La prise de conscience de ce problème et la demande grandissante pour des produits de grande qualité, ont été des catalyseurs certains de l’implantation de nombreuses marques internationales dans l’île. «Je pense que le volume de biens construits à Maurice attirent, effectivement, des marques internationales. Pour ces grands projets, il faut pouvoir faire une livraison dans un temps assez court. Dans un programme où il y a 40 appartements, par exemple, il faut pourvoir livrer et installer 40 cuisines dans une durée restreinte », dit Olaf Masson, Directeur d’Entrepôt de la Pierre. « Nous avons travaillé sur divers types de projets : maisons individuelles, bureaux, magasins, RES ou IRS, hôtels et appartements. C’est vraiment un mélange équilibré de nouvelles constructions ou de rénovations.»
Un marché fortement concurrencé
La concurrence s’installe férocement dans le secteur de l’immobilier et surtout de l’aménagement d’intérieur. Au tel point que « le nombre des décorateurs et architectes d’intérieur sur le marché est en train d’exploser ». Toutefois, cette compétition est vue d’un bon œil. « Nous avons toujours aimé la concurrence. Le client doit pouvoir comparer en toute liberté. Lorsque la concurrence est saine, c’est définitivement un point positif pour tous. Cela oblige aussi les revendeurs à souvent se remettre en question pour proposer de meilleurs services et produits », s’exprime Sandrine Franchette. « Ce secteur est en pleine évolution et continuera encore comme cela pendant quelques années. Cependant, le marché Mauricien est petit. Il faut, donc, faire attention. Les plus faibles ne résisteront pas. »
Ainsi, le marché est restreint, mais cela n’empêche aux entreprises spécialisées dans le secteur de l’aménagement d’intérieur d’évoluer, sereinement. Pour Olaf Masson, cette concurrence est également positive et force la marque à s’améliorer et proposer des tarifs compétitifs. « Les mauriciens savent ou chercher des produits et n’achètent pas à l’aveugle. Ils comparent. Du coup, nous devons continuellement nous améliorer et ça nous force à évoluer. » La preuve de cette réussite est l’ouverture du deuxième showroom d’Entrepôt de la Pierre à Forbach en janvier. « Durant ces trois dernières années, nous avons eu un belle évolution sur le marché. Donc, de mon point de vue, oui, il y a un boom dans le secteur. »
Cette situation profite aux particuliers et également aux autres professionnels de l’aménagement d’intérieur. « Nous avons accès à un plus grand nombre d’équipements, de surfaces et sols et la qualité des finitions s’est nettement améliorée.

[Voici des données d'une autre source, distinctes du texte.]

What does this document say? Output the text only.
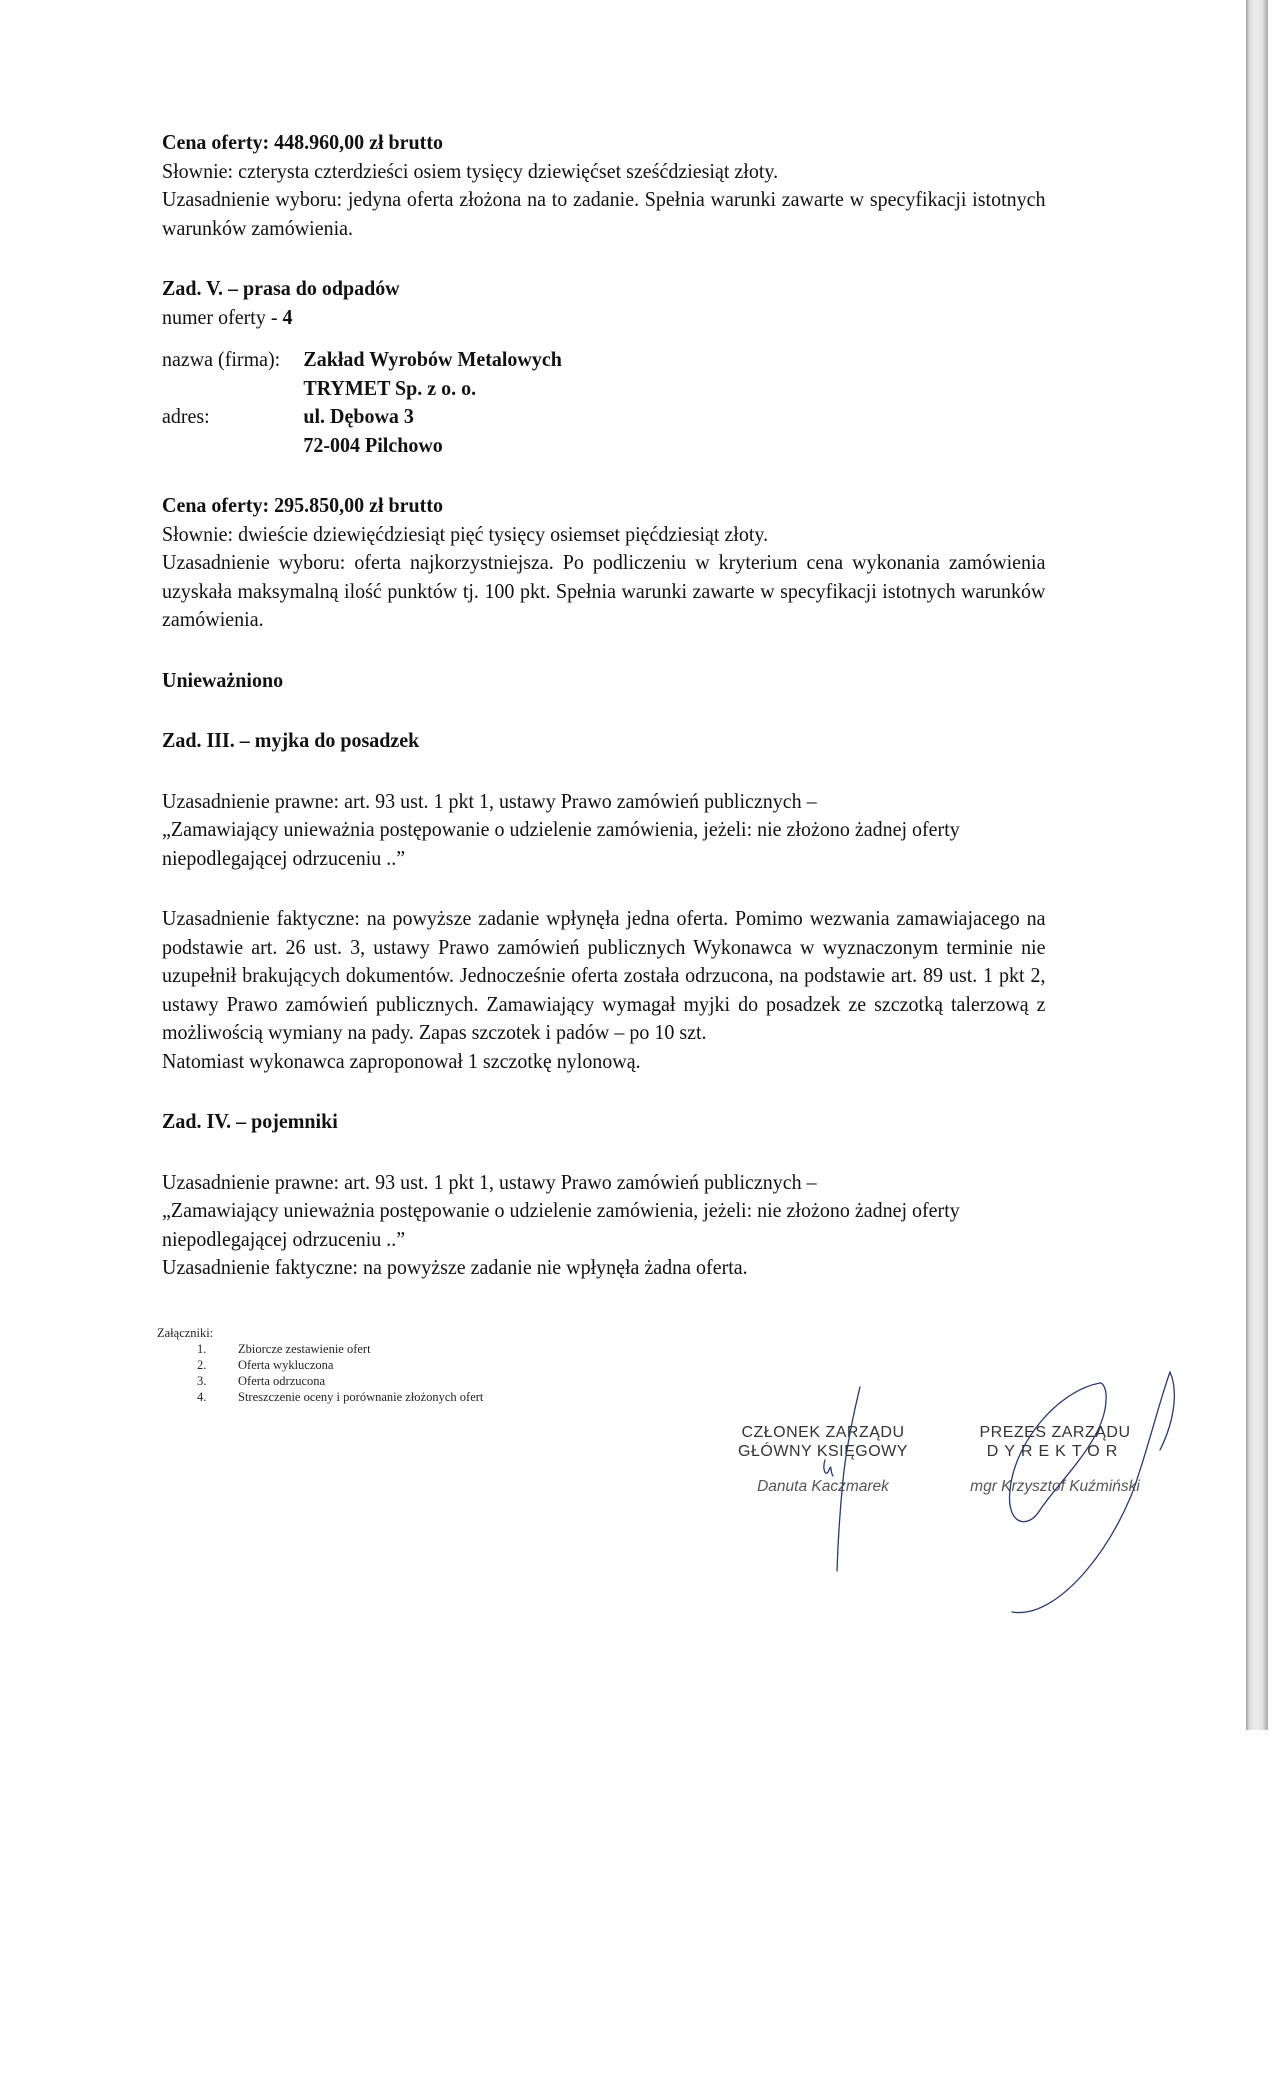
Cena oferty: 448.960,00 zł brutto

Słownie: czterysta czterdzieści osiem tysięcy dziewięćset sześćdziesiąt złoty.

Uzasadnienie wyboru: jedyna oferta złożona na to zadanie. Spełnia warunki zawarte w specyfikacji istotnych warunków zamówienia.

Zad. V. – prasa do odpadów

numer oferty - 4

nazwa (firma):	Zakład Wyrobów Metalowych
TRYMET Sp. z o. o.
adres:	ul. Dębowa 3
72-004 Pilchowo

Cena oferty: 295.850,00 zł brutto

Słownie: dwieście dziewięćdziesiąt pięć tysięcy osiemset pięćdziesiąt złoty.

Uzasadnienie wyboru: oferta najkorzystniejsza. Po podliczeniu w kryterium cena wykonania zamówienia uzyskała maksymalną ilość punktów tj. 100 pkt. Spełnia warunki zawarte w specyfikacji istotnych warunków zamówienia.

Unieważniono

Zad. III. – myjka do posadzek

Uzasadnienie prawne: art. 93 ust. 1 pkt 1, ustawy Prawo zamówień publicznych –

„Zamawiający unieważnia postępowanie o udzielenie zamówienia, jeżeli: nie złożono żadnej oferty niepodlegającej odrzuceniu ..”

Uzasadnienie faktyczne: na powyższe zadanie wpłynęła jedna oferta. Pomimo wezwania zamawiajacego na podstawie art. 26 ust. 3, ustawy Prawo zamówień publicznych Wykonawca w wyznaczonym terminie nie uzupełnił brakujących dokumentów. Jednocześnie oferta została odrzucona, na podstawie art. 89 ust. 1 pkt 2, ustawy Prawo zamówień publicznych. Zamawiający wymagał myjki do posadzek ze szczotką talerzową z możliwością wymiany na pady. Zapas szczotek i padów – po 10 szt.

Natomiast wykonawca zaproponował 1 szczotkę nylonową.

Zad. IV. – pojemniki

Uzasadnienie prawne: art. 93 ust. 1 pkt 1, ustawy Prawo zamówień publicznych –

„Zamawiający unieważnia postępowanie o udzielenie zamówienia, jeżeli: nie złożono żadnej oferty niepodlegającej odrzuceniu ..”

Uzasadnienie faktyczne: na powyższe zadanie nie wpłynęła żadna oferta.

Załączniki:
1.	Zbiorcze zestawienie ofert
2.	Oferta wykluczona
3.	Oferta odrzucona
4.	Streszczenie oceny i porównanie złożonych ofert
CZŁONEK ZARZĄDU
GŁÓWNY KSIĘGOWY
Danuta Kaczmarek
PREZES ZARZĄDU
DYREKTOR
mgr Krzysztof Kuźmiński
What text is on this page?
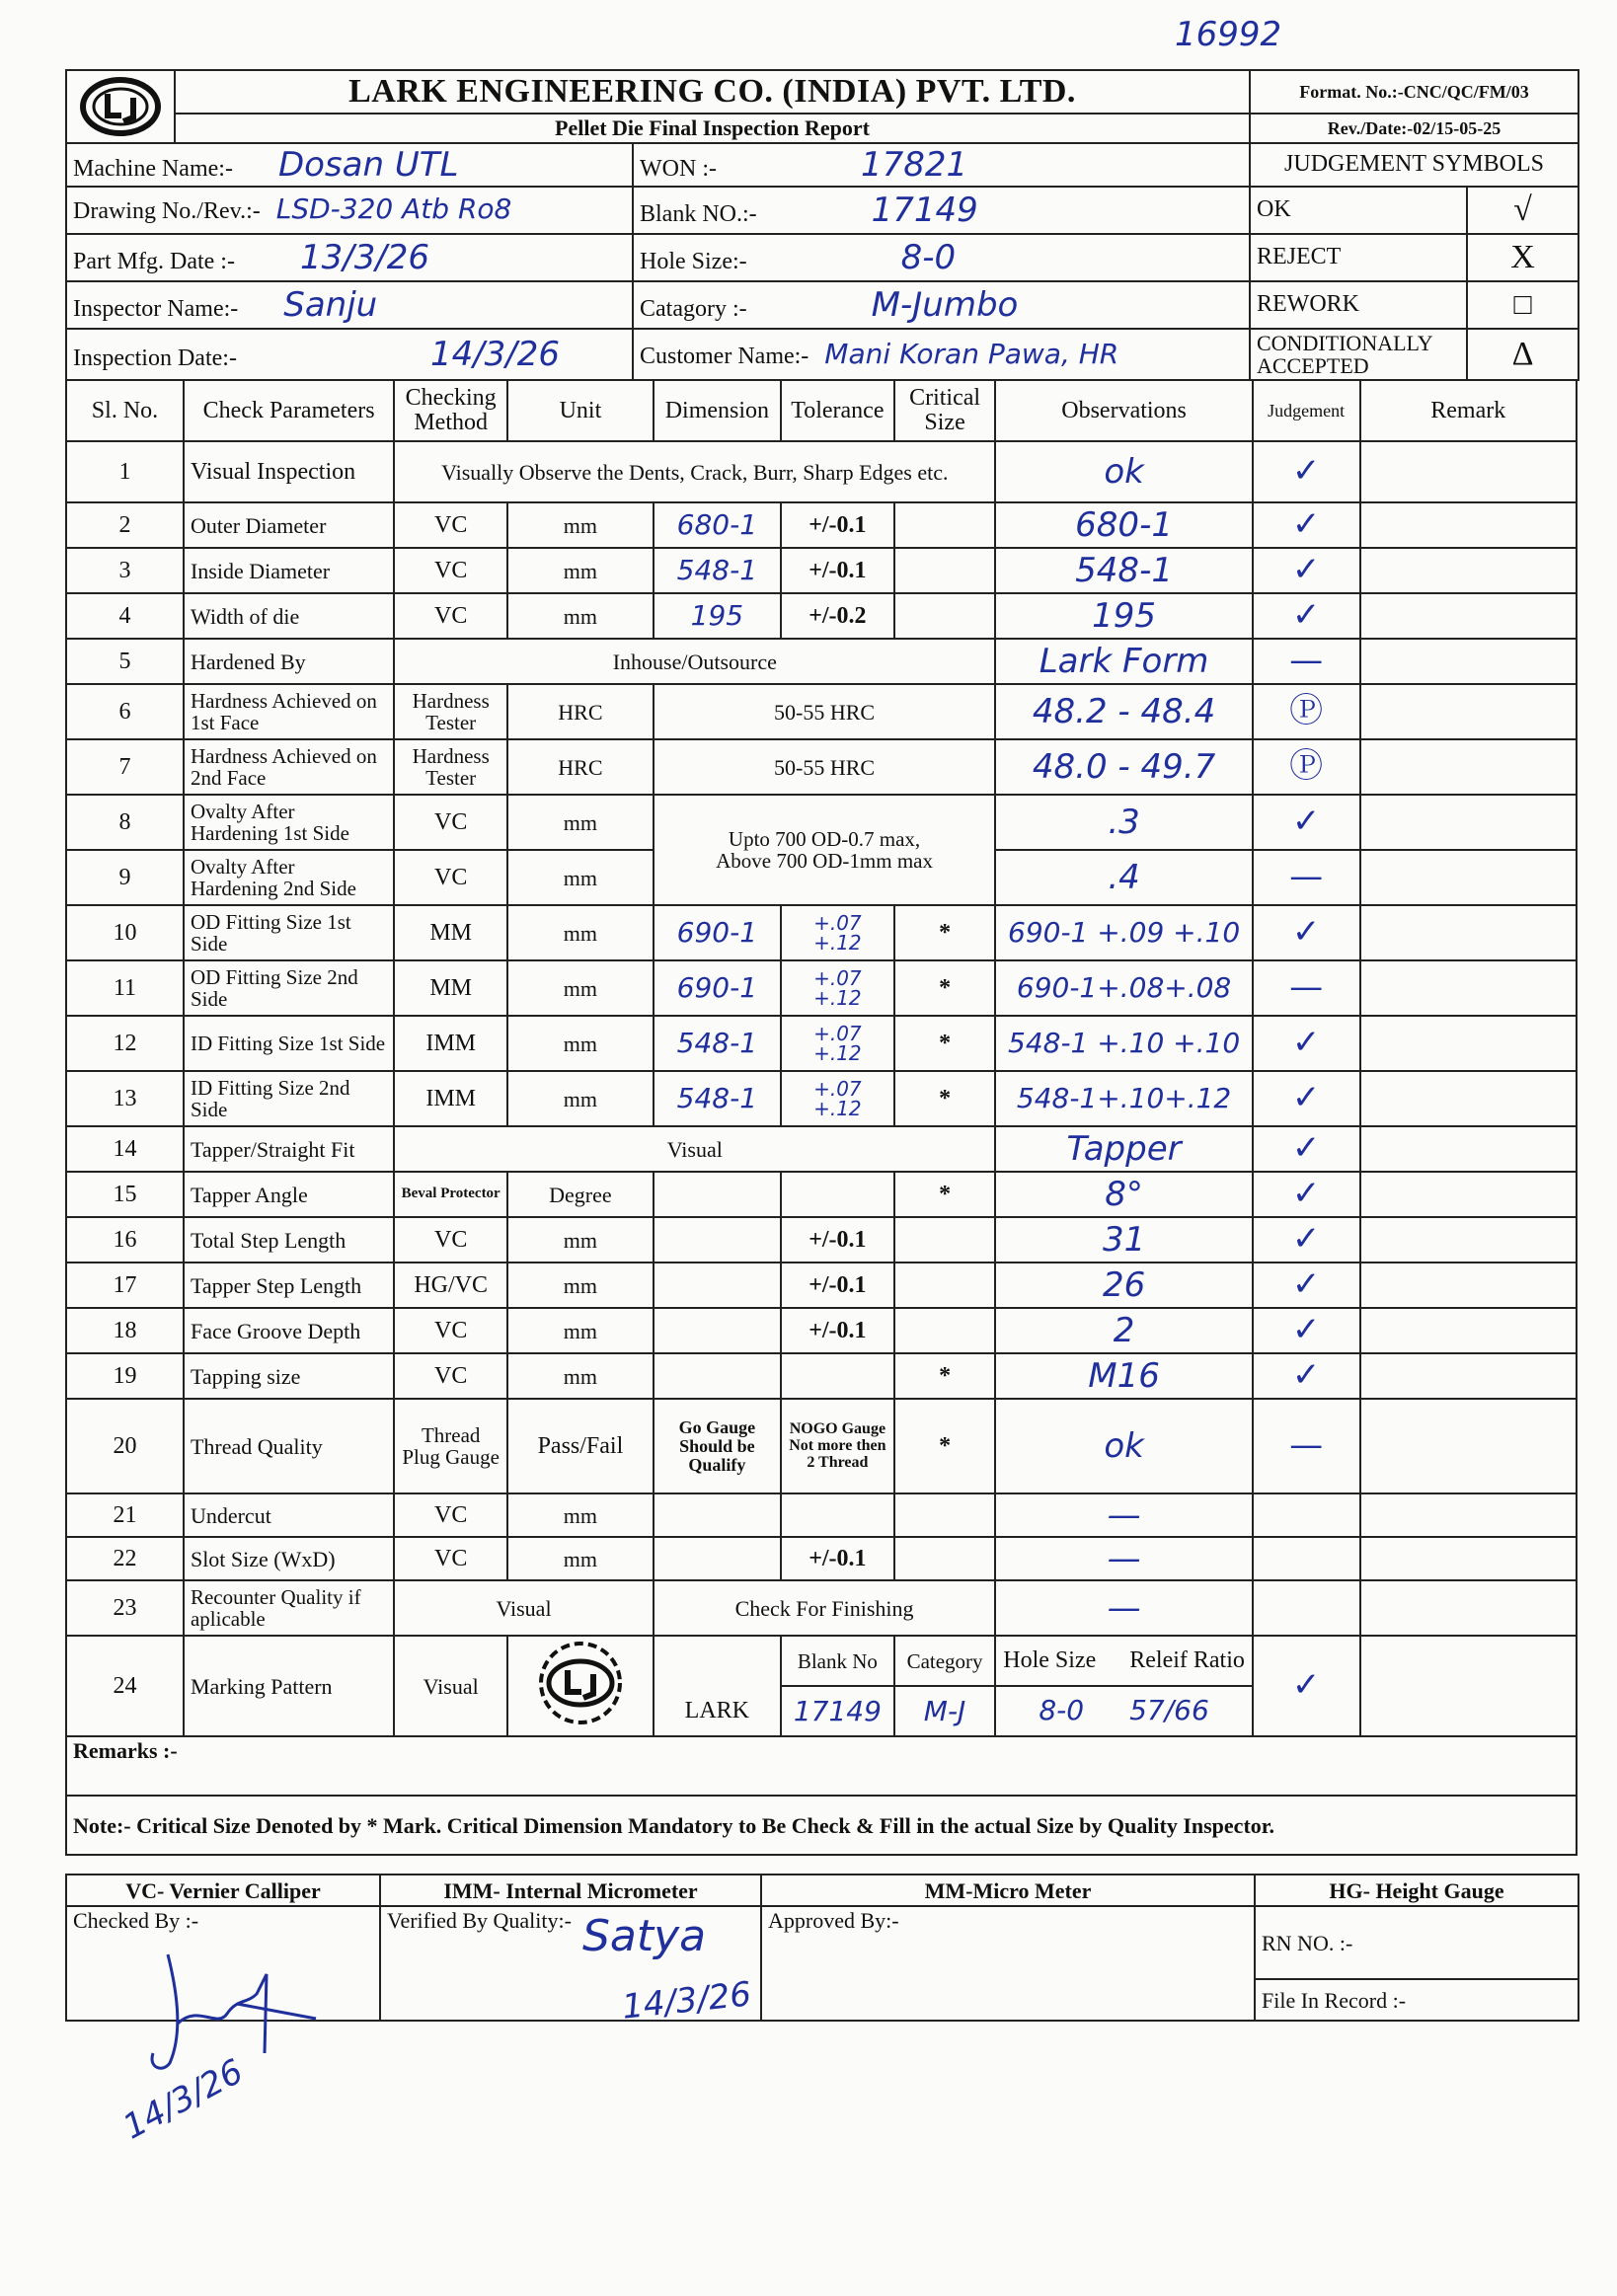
16992
	LARK ENGINEERING CO. (INDIA) PVT. LTD.	Format. No.:-CNC/QC/FM/03
	Pellet Die Final Inspection Report	Rev./Date:-02/15-05-25
Machine Name:- Dosan UTL	WON :- 17821	JUDGEMENT SYMBOLS	
Drawing No./Rev.:- LSD-320 Atb Ro8	Blank NO.:- 17149	OK	√
Part Mfg. Date :- 13/3/26	Hole Size:- 8-0	REJECT	X
Inspector Name:- Sanju	Catagory :- M-Jumbo	REWORK	□
Inspection Date:- 14/3/26	Customer Name:- Mani Koran Pawa, HR	CONDITIONALLY ACCEPTED	Δ
Sl. No.	Check Parameters	Checking Method	Unit	Dimension	Tolerance	Critical Size	Observations	Judgement	Remark
1	Visual Inspection	Visually Observe the Dents, Crack, Burr, Sharp Edges etc.					ok	✓	
2	Outer Diameter	VC	mm	680-1	+/-0.1		680-1	✓	
3	Inside Diameter	VC	mm	548-1	+/-0.1		548-1	✓	
4	Width of die	VC	mm	195	+/-0.2		195	✓	
5	Hardened By	Inhouse/Outsource					Lark Form	—	
6	Hardness Achieved on 1st Face	Hardness Tester	HRC	50-55 HRC			48.2 - 48.4	Ⓟ	
7	Hardness Achieved on 2nd Face	Hardness Tester	HRC	50-55 HRC			48.0 - 49.7	Ⓟ	
8	Ovalty After Hardening 1st Side	VC	mm	Upto 700 OD-0.7 max,
Above 700 OD-1mm max			.3	✓	
9	Ovalty After Hardening 2nd Side	VC	mm				.4	—	
10	OD Fitting Size 1st Side	MM	mm	690-1	+.07 +.12	*	690-1 +.09 +.10	✓	
11	OD Fitting Size 2nd Side	MM	mm	690-1	+.07 +.12	*	690-1+.08+.08	—	
12	ID Fitting Size 1st Side	IMM	mm	548-1	+.07 +.12	*	548-1 +.10 +.10	✓	
13	ID Fitting Size 2nd Side	IMM	mm	548-1	+.07 +.12	*	548-1+.10+.12	✓	
14	Tapper/Straight Fit	Visual					Tapper	✓	
15	Tapper Angle	Beval Protector	Degree			*	8°	✓	
16	Total Step Length	VC	mm		+/-0.1		31	✓	
17	Tapper Step Length	HG/VC	mm		+/-0.1		26	✓	
18	Face Groove Depth	VC	mm		+/-0.1		2	✓	
19	Tapping size	VC	mm			*	M16	✓	
20	Thread Quality	Thread Plug Gauge	Pass/Fail	Go Gauge Should be Qualify	NOGO Gauge Not more then 2 Thread	*	ok	—	
21	Undercut	VC	mm				—		
22	Slot Size (WxD)	VC	mm		+/-0.1		—		
23	Recounter Quality if aplicable	Visual		Check For Finishing			—		
24	Marking Pattern	Visual			Blank No	Category	Hole Size Releif Ratio	✓	
				LARK	17149	M-J	8-0 57/66		
Remarks :-									
Note:- Critical Size Denoted by * Mark. Critical Dimension Mandatory to Be Check & Fill in the actual Size by Quality Inspector.									
VC- Vernier Calliper	IMM- Internal Micrometer	MM-Micro Meter	HG- Height Gauge
Checked By :-	Verified By Quality:-	Approved By:-	RN NO. :-
			File In Record :-
14/3/26
Satya
14/3/26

Nous sommes loin du simple crépi sur les murs. En somme, nous avons désormais les matériaux nécessaires pour répondre aux demandes innovantes des clients. De plus, les professionnels locaux, les menuisiers par exemple, sont obligés d’apprendre de nouvelles techniques et d’utiliser des nouveaux matériaux afin de rester dans la course. Donc, il y a que du positif », conclut l’architecte d’intérieur, Jason Chelvanaigum.